Studiousness is, further, a subjective part or particular version of the virtue of modestia, the understanding of which Aquinas gets from Cicero. Modestia concerns itself with the way (modus) things are done; different subjective parts of it concern different kinds of inclinations that are expressed in ordinary, everyday life, whether it be our drive toward excellence (humility) or our tendency to play (eutrapelia) or, as in this case, our thirst for things that contribute to knowledge.
Despite the fact that it might not sound like it, studiousness is very much concerned with our use of our bodies. We are not pure minds, so even though we have a natural desire to know things, there is a 'drag' on this desire arising from the bodily desire to avoid the difficult and unpleasant.
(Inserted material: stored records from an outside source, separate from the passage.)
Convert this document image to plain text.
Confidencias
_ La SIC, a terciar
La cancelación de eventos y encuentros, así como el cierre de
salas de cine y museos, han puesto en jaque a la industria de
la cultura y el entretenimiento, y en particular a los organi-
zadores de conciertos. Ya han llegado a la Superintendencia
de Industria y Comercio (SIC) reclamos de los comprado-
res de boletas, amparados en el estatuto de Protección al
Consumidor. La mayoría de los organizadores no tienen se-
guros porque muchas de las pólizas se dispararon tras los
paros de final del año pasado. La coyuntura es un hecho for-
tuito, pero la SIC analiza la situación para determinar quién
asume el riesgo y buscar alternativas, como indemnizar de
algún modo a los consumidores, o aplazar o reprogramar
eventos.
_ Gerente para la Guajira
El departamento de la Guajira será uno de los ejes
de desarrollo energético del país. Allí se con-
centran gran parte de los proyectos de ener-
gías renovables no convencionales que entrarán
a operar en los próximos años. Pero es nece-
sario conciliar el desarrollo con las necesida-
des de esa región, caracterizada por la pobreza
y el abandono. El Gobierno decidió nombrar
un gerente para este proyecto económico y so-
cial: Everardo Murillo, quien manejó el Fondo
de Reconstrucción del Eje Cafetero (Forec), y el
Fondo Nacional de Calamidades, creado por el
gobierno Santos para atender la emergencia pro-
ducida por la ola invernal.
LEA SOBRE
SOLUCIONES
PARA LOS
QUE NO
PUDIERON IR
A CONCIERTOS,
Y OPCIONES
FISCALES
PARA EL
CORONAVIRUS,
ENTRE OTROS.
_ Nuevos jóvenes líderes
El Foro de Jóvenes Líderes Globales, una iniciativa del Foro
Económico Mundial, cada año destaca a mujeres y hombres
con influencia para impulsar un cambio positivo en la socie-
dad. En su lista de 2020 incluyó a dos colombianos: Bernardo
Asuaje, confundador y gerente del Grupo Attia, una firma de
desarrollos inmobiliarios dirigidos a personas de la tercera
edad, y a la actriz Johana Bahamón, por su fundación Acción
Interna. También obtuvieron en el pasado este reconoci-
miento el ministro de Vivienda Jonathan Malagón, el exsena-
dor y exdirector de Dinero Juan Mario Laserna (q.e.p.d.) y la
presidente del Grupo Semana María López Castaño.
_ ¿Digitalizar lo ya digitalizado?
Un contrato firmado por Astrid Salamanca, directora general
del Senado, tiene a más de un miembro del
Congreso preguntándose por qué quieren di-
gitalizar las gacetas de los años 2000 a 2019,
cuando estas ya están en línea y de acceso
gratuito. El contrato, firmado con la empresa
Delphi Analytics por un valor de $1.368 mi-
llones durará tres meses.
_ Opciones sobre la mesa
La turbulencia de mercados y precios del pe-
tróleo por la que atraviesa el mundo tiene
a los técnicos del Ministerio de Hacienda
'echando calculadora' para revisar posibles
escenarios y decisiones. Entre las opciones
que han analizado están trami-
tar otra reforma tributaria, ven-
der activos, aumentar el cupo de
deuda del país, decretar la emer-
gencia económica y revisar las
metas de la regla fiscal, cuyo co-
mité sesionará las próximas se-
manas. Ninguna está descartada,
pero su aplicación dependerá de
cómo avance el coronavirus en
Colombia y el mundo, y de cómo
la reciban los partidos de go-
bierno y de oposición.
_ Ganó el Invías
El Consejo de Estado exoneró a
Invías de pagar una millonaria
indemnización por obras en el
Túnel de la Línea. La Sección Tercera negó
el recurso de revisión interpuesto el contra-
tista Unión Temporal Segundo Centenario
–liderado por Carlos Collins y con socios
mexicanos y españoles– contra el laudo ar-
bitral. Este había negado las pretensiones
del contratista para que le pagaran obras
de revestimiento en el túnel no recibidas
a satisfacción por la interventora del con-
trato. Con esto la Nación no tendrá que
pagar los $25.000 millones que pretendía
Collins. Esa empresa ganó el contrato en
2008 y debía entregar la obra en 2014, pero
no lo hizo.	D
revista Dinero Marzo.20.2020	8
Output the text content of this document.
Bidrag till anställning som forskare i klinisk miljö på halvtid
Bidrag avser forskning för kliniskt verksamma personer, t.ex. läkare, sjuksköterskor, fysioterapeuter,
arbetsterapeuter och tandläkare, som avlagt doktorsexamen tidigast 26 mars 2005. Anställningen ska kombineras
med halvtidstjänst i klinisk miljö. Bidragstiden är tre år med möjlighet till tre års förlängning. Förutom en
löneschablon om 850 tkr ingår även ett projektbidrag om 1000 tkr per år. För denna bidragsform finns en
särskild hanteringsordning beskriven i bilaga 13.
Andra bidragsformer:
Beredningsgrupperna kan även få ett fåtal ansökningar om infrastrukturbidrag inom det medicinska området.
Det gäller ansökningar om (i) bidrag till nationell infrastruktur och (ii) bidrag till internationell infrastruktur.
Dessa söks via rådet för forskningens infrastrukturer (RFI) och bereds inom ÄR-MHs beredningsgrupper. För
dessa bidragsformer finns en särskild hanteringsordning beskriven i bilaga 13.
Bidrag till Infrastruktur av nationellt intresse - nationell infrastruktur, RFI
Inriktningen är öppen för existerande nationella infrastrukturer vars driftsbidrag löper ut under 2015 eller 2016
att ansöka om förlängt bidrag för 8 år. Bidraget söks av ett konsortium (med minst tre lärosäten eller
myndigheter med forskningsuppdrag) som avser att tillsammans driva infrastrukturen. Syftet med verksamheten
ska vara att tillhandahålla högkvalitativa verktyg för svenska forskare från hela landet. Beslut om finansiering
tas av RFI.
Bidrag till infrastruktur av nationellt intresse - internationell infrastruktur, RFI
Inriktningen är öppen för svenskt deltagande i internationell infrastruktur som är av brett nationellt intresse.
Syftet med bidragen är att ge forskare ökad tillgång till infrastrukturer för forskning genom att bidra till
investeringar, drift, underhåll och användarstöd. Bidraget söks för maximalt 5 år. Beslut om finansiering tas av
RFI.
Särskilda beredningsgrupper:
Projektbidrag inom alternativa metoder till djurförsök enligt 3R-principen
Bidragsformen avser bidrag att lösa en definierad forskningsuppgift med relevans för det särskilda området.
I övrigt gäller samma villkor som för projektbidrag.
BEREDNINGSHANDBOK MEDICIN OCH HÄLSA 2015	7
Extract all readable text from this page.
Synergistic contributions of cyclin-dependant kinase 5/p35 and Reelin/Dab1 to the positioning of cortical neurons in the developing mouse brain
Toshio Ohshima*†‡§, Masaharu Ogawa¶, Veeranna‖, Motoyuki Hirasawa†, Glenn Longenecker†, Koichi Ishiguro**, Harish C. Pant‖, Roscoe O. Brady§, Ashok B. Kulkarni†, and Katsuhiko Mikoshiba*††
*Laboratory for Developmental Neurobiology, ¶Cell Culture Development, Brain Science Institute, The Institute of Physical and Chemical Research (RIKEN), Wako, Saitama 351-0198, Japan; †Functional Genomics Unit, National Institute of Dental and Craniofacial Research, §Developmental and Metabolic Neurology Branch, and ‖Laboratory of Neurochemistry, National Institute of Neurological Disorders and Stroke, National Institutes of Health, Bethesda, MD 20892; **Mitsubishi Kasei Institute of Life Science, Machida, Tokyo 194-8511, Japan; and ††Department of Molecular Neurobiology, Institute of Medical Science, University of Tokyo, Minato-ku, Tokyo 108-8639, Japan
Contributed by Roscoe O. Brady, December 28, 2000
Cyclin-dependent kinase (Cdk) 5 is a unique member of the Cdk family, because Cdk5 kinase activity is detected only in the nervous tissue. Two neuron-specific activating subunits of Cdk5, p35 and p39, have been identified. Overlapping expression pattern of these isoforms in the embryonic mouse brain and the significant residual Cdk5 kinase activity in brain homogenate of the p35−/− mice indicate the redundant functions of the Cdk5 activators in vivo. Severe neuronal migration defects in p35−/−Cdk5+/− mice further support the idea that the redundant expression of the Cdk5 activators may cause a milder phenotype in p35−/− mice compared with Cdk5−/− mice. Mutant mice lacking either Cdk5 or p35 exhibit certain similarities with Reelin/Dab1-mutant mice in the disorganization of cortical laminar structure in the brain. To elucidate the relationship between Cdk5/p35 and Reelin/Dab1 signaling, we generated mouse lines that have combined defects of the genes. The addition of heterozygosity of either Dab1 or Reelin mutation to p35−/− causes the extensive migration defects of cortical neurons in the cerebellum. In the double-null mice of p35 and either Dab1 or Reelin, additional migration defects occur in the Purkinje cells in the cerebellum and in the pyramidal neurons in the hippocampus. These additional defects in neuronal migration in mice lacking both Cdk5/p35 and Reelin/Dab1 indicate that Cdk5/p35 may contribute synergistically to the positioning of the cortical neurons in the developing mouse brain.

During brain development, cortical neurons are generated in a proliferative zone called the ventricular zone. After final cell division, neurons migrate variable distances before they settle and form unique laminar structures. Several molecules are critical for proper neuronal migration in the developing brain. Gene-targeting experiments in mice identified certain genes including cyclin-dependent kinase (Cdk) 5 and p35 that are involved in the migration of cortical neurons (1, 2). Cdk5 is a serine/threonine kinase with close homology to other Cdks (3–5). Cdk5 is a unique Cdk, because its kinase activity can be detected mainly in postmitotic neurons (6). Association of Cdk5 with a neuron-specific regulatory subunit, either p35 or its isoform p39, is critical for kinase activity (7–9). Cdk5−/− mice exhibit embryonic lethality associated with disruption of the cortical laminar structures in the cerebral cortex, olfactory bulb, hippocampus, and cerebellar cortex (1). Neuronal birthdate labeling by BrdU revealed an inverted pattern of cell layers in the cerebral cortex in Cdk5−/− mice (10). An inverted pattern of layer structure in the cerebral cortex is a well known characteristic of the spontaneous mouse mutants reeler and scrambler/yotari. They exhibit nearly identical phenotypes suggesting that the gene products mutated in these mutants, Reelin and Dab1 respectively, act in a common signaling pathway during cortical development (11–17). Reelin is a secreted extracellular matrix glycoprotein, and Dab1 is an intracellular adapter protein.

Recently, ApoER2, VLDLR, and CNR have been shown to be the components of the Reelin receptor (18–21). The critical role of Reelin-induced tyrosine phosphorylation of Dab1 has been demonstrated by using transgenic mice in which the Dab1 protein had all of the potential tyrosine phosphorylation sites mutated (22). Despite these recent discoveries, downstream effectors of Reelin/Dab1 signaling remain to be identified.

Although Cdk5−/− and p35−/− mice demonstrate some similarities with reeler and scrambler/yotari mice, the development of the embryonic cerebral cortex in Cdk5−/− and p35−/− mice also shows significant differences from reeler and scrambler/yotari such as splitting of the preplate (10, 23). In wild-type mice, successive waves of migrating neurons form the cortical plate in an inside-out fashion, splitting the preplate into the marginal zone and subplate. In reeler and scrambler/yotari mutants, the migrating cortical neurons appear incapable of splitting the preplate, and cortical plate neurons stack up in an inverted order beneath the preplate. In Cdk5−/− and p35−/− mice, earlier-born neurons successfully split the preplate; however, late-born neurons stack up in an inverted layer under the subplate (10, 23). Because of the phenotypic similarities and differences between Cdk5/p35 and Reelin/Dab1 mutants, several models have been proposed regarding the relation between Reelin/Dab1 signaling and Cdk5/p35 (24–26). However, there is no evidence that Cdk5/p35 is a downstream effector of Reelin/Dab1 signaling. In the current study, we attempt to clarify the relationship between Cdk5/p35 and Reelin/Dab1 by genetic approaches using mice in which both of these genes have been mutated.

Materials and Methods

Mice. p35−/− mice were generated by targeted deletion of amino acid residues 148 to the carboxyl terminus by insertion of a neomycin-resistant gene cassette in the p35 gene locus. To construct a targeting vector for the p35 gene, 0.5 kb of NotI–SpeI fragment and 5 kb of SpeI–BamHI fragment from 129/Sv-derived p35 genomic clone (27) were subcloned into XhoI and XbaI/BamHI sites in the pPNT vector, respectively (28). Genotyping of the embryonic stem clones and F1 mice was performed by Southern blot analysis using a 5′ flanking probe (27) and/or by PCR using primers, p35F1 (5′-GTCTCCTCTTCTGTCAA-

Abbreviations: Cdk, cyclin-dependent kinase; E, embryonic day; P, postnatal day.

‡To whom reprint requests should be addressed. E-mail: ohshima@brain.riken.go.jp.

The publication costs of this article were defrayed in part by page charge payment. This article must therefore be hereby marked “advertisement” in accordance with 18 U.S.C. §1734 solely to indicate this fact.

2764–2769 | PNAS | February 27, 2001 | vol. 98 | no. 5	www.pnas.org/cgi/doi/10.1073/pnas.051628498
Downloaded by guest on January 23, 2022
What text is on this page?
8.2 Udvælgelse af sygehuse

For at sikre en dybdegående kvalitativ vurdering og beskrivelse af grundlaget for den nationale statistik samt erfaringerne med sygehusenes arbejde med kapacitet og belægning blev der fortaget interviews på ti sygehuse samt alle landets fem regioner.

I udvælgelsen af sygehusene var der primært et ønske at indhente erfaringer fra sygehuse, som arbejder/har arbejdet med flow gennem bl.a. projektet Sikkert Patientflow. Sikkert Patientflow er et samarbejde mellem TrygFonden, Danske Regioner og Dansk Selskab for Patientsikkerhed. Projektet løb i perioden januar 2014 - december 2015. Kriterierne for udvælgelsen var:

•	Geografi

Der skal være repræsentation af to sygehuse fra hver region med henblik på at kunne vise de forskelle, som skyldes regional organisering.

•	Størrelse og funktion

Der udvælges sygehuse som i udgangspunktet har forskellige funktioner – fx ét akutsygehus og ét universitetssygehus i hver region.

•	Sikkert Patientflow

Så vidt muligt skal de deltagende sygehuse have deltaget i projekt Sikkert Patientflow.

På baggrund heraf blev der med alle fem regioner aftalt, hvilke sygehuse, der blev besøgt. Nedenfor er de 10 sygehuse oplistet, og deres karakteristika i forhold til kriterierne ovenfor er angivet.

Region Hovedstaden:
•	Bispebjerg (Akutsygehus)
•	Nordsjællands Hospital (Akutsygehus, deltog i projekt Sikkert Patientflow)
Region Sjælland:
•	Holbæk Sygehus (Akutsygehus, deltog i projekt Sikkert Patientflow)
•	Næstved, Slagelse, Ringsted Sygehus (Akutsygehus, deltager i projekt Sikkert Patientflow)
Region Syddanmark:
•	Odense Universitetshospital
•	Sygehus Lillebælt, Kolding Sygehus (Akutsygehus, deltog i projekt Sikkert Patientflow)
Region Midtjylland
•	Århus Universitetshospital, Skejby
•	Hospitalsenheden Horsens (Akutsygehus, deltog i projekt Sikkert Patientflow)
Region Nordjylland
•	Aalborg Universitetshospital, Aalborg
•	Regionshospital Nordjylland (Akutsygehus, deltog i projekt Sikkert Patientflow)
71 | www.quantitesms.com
In order to develop the virtue of studiousness, we must restrain the former so as to study the right things in the right way in the right order, and we must overcome the latter so as to follow through. This is the reason why Aquinas insists on study as the intense or vehement application of mind: it must have the force to overcome the trouble of learning. Thus the two vices opposed to the mean of studiousness are curiositas, which tends to pursue knowledge with a disordered object, and desultoriness or languor in learning.
Studiousness is thus heavily concerned with eliminating attempts to cut corners in the application of mind, attempts to get magical solutions and easy answers that don't involve the intellectual work appropriate to what we are trying to know.